Astrée (static analysis)
Astrée is a static analyzer based on abstract interpretation. It analyzes programs written in the C programming language and outputs an exhaustive list of possible runtime errors and assertion violations. The defect classes covered include divisions by zero, buffer overflows, dereferences of null or dangling pointers, data races, deadlocks, etc. Astrée includes a static taint checker and helps finding cybersecurity vulnerabilities, such as Spectre.

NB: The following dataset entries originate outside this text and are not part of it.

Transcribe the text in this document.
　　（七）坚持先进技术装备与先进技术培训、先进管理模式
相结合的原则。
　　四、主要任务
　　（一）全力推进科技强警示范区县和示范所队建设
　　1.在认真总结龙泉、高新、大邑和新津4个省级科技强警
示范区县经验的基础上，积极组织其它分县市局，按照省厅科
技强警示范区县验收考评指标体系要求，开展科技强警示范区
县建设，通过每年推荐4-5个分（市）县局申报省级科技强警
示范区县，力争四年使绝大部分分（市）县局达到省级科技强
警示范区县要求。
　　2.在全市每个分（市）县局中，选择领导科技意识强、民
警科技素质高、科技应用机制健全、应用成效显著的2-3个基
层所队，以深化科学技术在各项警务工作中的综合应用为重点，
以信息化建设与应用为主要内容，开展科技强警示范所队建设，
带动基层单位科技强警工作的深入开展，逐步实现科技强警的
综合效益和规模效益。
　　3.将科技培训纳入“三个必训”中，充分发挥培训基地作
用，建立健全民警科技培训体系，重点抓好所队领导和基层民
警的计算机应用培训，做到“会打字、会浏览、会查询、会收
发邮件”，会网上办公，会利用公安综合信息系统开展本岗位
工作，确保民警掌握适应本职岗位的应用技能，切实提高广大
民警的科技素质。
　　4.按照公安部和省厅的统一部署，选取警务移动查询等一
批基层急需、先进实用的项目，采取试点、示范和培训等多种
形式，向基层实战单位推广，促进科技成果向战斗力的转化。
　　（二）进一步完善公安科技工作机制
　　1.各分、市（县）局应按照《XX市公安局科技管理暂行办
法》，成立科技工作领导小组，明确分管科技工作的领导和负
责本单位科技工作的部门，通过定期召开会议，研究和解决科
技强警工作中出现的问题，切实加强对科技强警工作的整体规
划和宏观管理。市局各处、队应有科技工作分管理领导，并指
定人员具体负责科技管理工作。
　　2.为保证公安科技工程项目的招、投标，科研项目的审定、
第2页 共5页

The tool is tailored towards safety-critical embedded code: specific analysis techniques are used for common control theory constructs and floating-point numbers.
Concurrent code is analyzed with a sound interleaving semantics that is aware of the concurrent threads of execution, their priorities and synchronization mechanisms. Astrée supports the ARINC 653, OSEK and AUTOSAR execution models and can be adapted to additional OS specifications. On multi-core processors the placement of threads to cores, and the usage of mutex locks and spinlocks are taken into account.
Astrée was developed in Patrick Cousot's group at École Normale Supérieure, a joint group with CNRS, and is marketed by AbsInt GmbH. It is used in the defense/aerospace, industrial control, electronic, and automotive industries. One of the main industrial users is Airbus.
Astrée is a commercial product available from AbsInt Angewandte Informatik.